Evrim Altuğ – Sergi, izleyiciyi Yıldız Teknik Üniversitesi Fotoğraf ve Video Bölümü çıkışlı Erbaş’ı “İsimsiz” (2023) ve “Gündüz Düşleri” (2021) isimli eserleri ile karşılıyor. BaSE İstanbul 2021’de de yapıtlarını gördüğümüz Erbaş, “Yaşadığımız hatıraların zamanla geçirdiği değişimi gündüz görülen düşlere” benzetiyor.
‘Gerçeklik nedir?’
Yapıtlarını, çevrenin etkileşimine sokarak onlara mekân, zaman ve nesnelerin yardımı ile müdahaleler uygulayan, onları yakarak üst üste pozlayan, denize bırakıp, toprağa gömen sanatçı Umut Erbaş ayrıca, kavramsal çalışmalarında gönderme yaptığı yazar Thomas de Quincey’den yola çıkarak, yazara ait şu açıklamada da bulunuyor: “İnsan beyni doğal ve kudretli bir palimpsestten başka nedir ki? Benim beynim böyle bir palimpsest işte; ah okur, sizin beyniniz de böyle bir palimpsest. Fikirlerin, imgelerin, hislerin sonu gelmez katmanları beyninize ışık kadar yumuşak bir şekilde çökmüştür.

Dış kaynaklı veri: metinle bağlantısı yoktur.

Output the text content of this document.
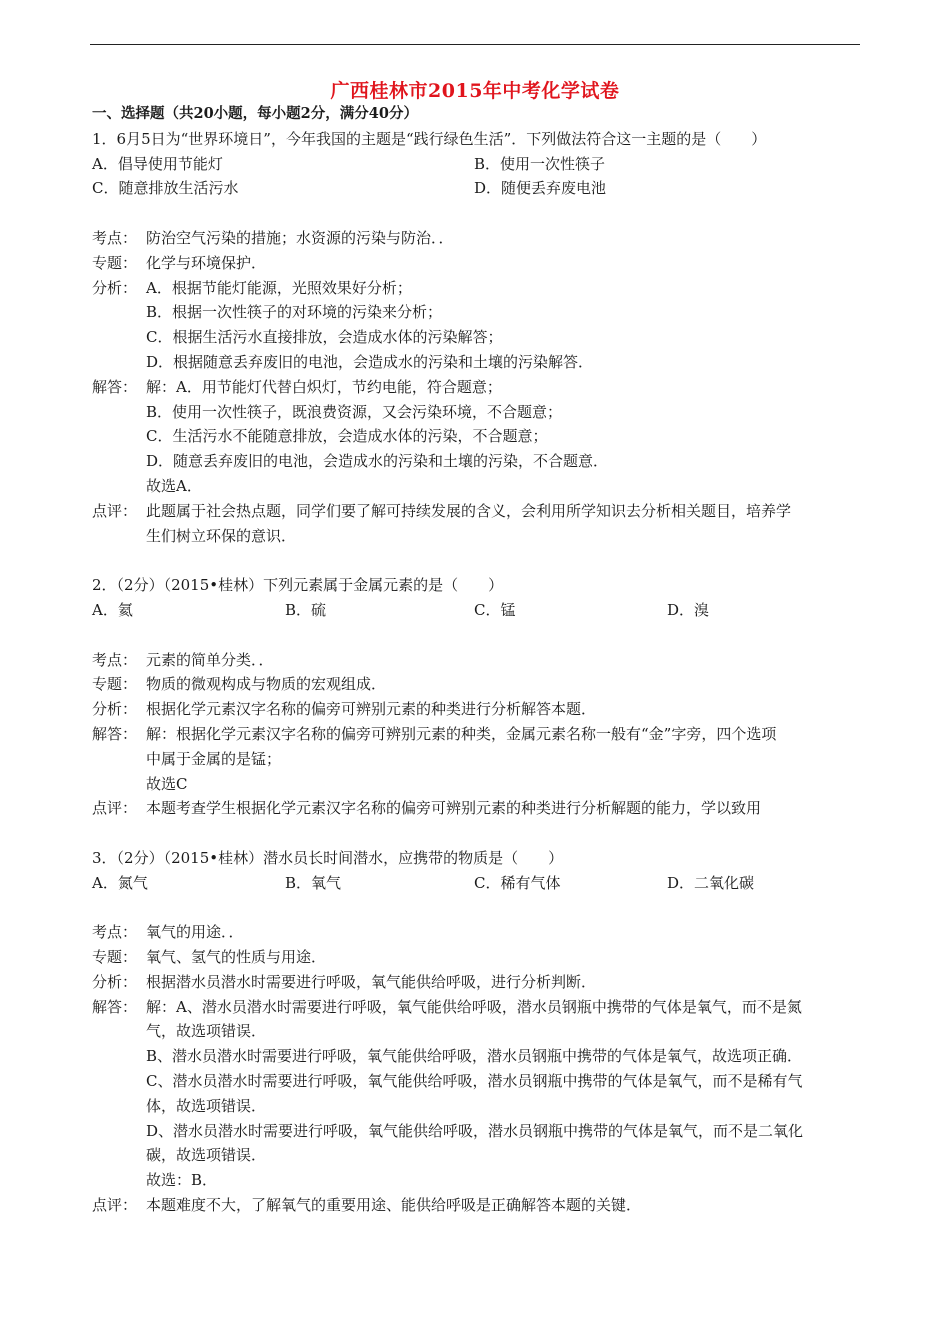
广西桂林市2015年中考化学试卷
一、选择题（共20小题，每小题2分，满分40分）
1．6月5日为“世界环境日”，今年我国的主题是“践行绿色生活”．下列做法符合这一主题的是（　　）
A．倡导使用节能灯	B．使用一次性筷子
C．随意排放生活污水	D．随便丢弃废电池
考点： 防治空气污染的措施；水资源的污染与防治．．
专题： 化学与环境保护．
分析： A．根据节能灯能源，光照效果好分析；
B．根据一次性筷子的对环境的污染来分析；
C．根据生活污水直接排放，会造成水体的污染解答；
D．根据随意丢弃废旧的电池，会造成水的污染和土壤的污染解答．
解答： 解：A．用节能灯代替白炽灯，节约电能，符合题意；
B．使用一次性筷子，既浪费资源，又会污染环境，不合题意；
C．生活污水不能随意排放，会造成水体的污染，不合题意；
D．随意丢弃废旧的电池，会造成水的污染和土壤的污染，不合题意．
故选A．
点评： 此题属于社会热点题，同学们要了解可持续发展的含义，会利用所学知识去分析相关题目，培养学
生们树立环保的意识．
2．（2分）（2015•桂林）下列元素属于金属元素的是（　　）
A．氦	B．硫	C．锰	D．溴
考点： 元素的简单分类．．
专题： 物质的微观构成与物质的宏观组成．
分析： 根据化学元素汉字名称的偏旁可辨别元素的种类进行分析解答本题．
解答： 解：根据化学元素汉字名称的偏旁可辨别元素的种类，金属元素名称一般有“金”字旁，四个选项
中属于金属的是锰；
故选C
点评： 本题考查学生根据化学元素汉字名称的偏旁可辨别元素的种类进行分析解题的能力，学以致用
3．（2分）（2015•桂林）潜水员长时间潜水，应携带的物质是（　　）
A．氮气	B．氧气	C．稀有气体	D．二氧化碳
考点： 氧气的用途．．
专题： 氧气、氢气的性质与用途．
分析： 根据潜水员潜水时需要进行呼吸，氧气能供给呼吸，进行分析判断．
解答： 解：A、潜水员潜水时需要进行呼吸，氧气能供给呼吸，潜水员钢瓶中携带的气体是氧气，而不是氮
气，故选项错误．
B、潜水员潜水时需要进行呼吸，氧气能供给呼吸，潜水员钢瓶中携带的气体是氧气，故选项正确．
C、潜水员潜水时需要进行呼吸，氧气能供给呼吸，潜水员钢瓶中携带的气体是氧气，而不是稀有气
体，故选项错误．
D、潜水员潜水时需要进行呼吸，氧气能供给呼吸，潜水员钢瓶中携带的气体是氧气，而不是二氧化
碳，故选项错误．
故选：B．
点评： 本题难度不大，了解氧气的重要用途、能供给呼吸是正确解答本题的关键．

Her dizi öncesinde ne var ne yoksa hepsini gömüyor görünür. Ama aslında biri bile yok olmaz.’’
Gerçekten de Erbaş’ın çalışmaları, özellikle dünya sinemasında izlediğimiz kimi yönetmenler ve çağdaş Türkiye fotoğrafından bazı ikon imzaları andırır bir etki taşıyor. Erbaş’ın eserlerinde, sözgelimi yönetmenler Ridley Scott (“Bıçak Sırtı”, 1983), Denis Villeneuve (“Bıçak Sırtı 2049”, 2017) ve Stanley Kubrick (“2001: Bir Uzay Destanı”, 1968) ile Chloe Zhao’yu (“Nomadland”, 2020) andırır bir atmosfer üzerimize dökülürken, aynı ruhani yoğunluk izleyiciye Jak Baruh, Murat Germen, Laleper Aytek, Saygun Dura ve Orhan Cem Çetin gibi objektiflerin nev-i kadrajına münhasır evrenlerine de selâm verir gibi duruyor.
Sanatçı Enis Malik, insan-doğa çelişkisini konu ediniyor.
Aynı gizem yoldaşlığı, ağırlıkla serginin alt katında izlediğimiz Enis Malik Duran’ın çalışmalarında da hissedilebiliyor. Duran, sergide yağlı boya ve ahşap üzeri teknik ile beton üzerine çukur baskı yapıtlarını bir araya taşıyor. Sanatçının imge ve zaman ile mekân arasına ‘ektiği’ manyetizmaya izleyiciyi yoğunlaştıran bu eserleri, bellekteki ‘fenomen’leri coğrafî karşılıklarıyla kesiştiren, hem teknik ve hem de kavramsal bağlamda ‘araştırmacı’ bir tavır ortaya koyuyor. Sanatçı, eserlerinde ‘meta-coğrafya’ ve ‘siyasallaşmış topografya’ gibi unsurlara odaklanırken ‘hiçbir yerde’ olmanın özgür suretini nasıl tabir edebileceği gibi, aşkın bir idealin peşine mümkün mertebe sabır ve sadelik ile gitmeyi seçiyor.
Yine, ArtOn’daki “Paylaştığımız Bu An”a dair serginin üçüncü imzası ise heykeltıraş Tansu Kırcı oluyor. Sergide “İsimsiz” üç mermer çalışmasını izlediğimiz Kırcı, çalışmalarının temelini bilhassa arkeoloji biliminin günümüze sevk ettiği akademik, sosyolojik ve estetik ‘buluntular’ın insanlık hafızasına aktardığı yaratıcı kuşkudan alıyor. Kırcı’nın eserleri, mimari bilgileriyle sanat ve arkeoloji tarihine mal olmuş ‘antik cüsse’lere farklı ebatlar ve özüne sadık materyal eşliğinde, buluntunun kendisine de yabancılaşmayı dener bir deneysellikle bakmaya cüret ediyor.
Pera’da “Paylaştığımız Bu An” özelinde izlediğimiz bu genç adamların üçü de, kendilerini sanat anlayışları ve pratiklerinde ‘kaybederek’ bulma yolunda farklı güzergâh ve araçlar seçseler de izleyenlere anılar, bilgiler, tarihi ve geleceğin yaratıcı tekinsizliğine dair bakir alternatifler vadediyor.
Umut Erbaş’ın işleri sinemadan ikon imzaları andıran etkiye sahip.